Ainsi, Marx et McCabe n’ont pas la même conception des communautés rédemptrices post-révolutionnaires. Marx croit au salut de ceux qu’on a dépossédés d’eux-mêmes par des conditions de travail aliénantes et l’humiliation infligée à leur classe. La finalité de la lutte des classes se résulte en l’octroi principal des droits humains qu’on leur a confisqués et l’établissement d’une égalité matérielle et structurelle. McCabe, lui, revendique le salut de ceux qui ont la foi et qui, pour se faire, se sont dépossédés d’eux-mêmes et de leur affirmation de soi. « La classe libératrice est composée de ceux qui sont plongés dans une pauvreté plus profonde que celle du prolétariat. Ils ont dépassé une pauvreté infligée de l’extérieur, pour atteindre une pauvreté plus profonde, celle de l’esprit ». Pour McCabe, les pauvres sont bien ceux qui posséderont le Royaume des Cieux, mais cette rédemption n’est pas réservée qu’aux prolétaires. « Marx ne prétend en finir qu’avec l’aliénation générée par les conditions de vie, et particulièrement les conditions de travail. Jésus prétend en finir avec l’aliénation qui entraîne la mort ».
Le salut aujourd’hui
Est-il pertinent de penser dès à présent au salut du monde ? De le placer en dehors des conditions bien présentes de la vie sur terre ? Si le salut est ailleurs, cela n’aurait-il pas pour effet de calmer l’ardeur des plus déterminés à renverser une structure économique qui cause un tort innommable à la Création tout entière ? Considérer les observations de McCabe sur la nécessité de la lutte des classes et ses limites présente deux intérêts majeurs. Premièrement, de prémunir tout mouvement révolutionnaire de se transformer en ce qu’il décrie. Et deuxièmement, par cet examen de conscience renouvelé, de lui donner une force de frappe attrayante et profonde, car lucide et confiante sur la justesse de l’objectif visé : l’amitié.

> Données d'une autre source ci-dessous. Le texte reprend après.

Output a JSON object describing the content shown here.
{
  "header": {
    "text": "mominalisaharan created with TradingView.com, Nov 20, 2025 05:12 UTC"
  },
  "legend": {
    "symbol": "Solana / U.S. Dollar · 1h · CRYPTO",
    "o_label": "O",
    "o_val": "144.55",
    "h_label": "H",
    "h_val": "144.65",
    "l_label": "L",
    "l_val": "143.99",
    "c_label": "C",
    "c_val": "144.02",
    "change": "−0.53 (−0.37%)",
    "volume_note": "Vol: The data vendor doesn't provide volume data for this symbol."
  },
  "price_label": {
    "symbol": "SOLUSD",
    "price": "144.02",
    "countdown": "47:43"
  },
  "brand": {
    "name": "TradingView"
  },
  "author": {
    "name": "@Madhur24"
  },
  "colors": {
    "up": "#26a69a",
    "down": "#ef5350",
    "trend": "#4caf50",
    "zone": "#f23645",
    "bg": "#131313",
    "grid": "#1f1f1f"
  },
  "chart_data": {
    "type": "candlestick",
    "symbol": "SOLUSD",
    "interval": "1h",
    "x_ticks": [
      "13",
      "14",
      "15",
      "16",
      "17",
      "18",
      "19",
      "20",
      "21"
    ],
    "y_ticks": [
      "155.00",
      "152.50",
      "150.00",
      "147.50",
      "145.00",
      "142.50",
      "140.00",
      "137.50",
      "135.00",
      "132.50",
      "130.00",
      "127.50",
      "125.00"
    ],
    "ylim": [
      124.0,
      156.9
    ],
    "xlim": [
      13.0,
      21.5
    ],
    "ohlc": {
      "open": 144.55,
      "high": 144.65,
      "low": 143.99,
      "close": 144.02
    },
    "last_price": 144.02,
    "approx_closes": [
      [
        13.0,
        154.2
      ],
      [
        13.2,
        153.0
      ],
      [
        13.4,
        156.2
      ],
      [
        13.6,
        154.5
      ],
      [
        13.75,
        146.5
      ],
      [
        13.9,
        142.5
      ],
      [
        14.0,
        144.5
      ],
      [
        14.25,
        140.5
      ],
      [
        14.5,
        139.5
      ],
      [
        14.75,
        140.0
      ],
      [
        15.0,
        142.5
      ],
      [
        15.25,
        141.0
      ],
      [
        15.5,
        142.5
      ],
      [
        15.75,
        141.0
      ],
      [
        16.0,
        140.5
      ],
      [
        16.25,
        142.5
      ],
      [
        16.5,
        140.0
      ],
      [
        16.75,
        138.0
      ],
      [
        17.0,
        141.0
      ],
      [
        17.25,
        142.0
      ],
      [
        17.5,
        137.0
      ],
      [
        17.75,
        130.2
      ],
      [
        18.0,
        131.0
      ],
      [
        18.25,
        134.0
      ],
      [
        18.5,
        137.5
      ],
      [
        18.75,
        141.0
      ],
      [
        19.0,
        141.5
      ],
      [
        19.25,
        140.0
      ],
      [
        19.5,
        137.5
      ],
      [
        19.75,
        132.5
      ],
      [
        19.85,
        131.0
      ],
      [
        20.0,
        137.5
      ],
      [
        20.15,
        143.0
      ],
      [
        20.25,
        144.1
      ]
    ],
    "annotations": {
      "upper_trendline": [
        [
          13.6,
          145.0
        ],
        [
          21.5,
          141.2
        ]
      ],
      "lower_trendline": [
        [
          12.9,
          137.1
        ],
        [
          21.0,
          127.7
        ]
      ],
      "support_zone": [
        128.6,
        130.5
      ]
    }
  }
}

[1] Poste duquel il sera licencié en 1967, après qu’il y écrit que l’Église est corrompue mais que cela n’est pas pour lui une raison suffisante de la quitter.
[2] Herbert McCabe, Révolution sociale et amour chrétien (Cerf, 2023, préface de Timothy Radcliffe, introduction et traduction de Benoît Gautier).
[3] Jus ad bellum. Principe de la cause juste : la guerre doit être un dernier recours, pour corriger un tort grave, comme une agression, et viser le rétablissement de la paix.
[4] En 1954, le pape Pie XII ordonne aux prêtres-ouvriers de limiter leur présence en usine à trois heures par jour et de cesser toute activité syndicale. En 1959, de nouvelles directives romaines interdisent formellement aux prêtres d’exercer un travail manuel. En 1965, à l’issue du concile Vatican II, l’expérience des prêtres-ouvriers est de nouveau autorisée, mais dans des conditions différentes.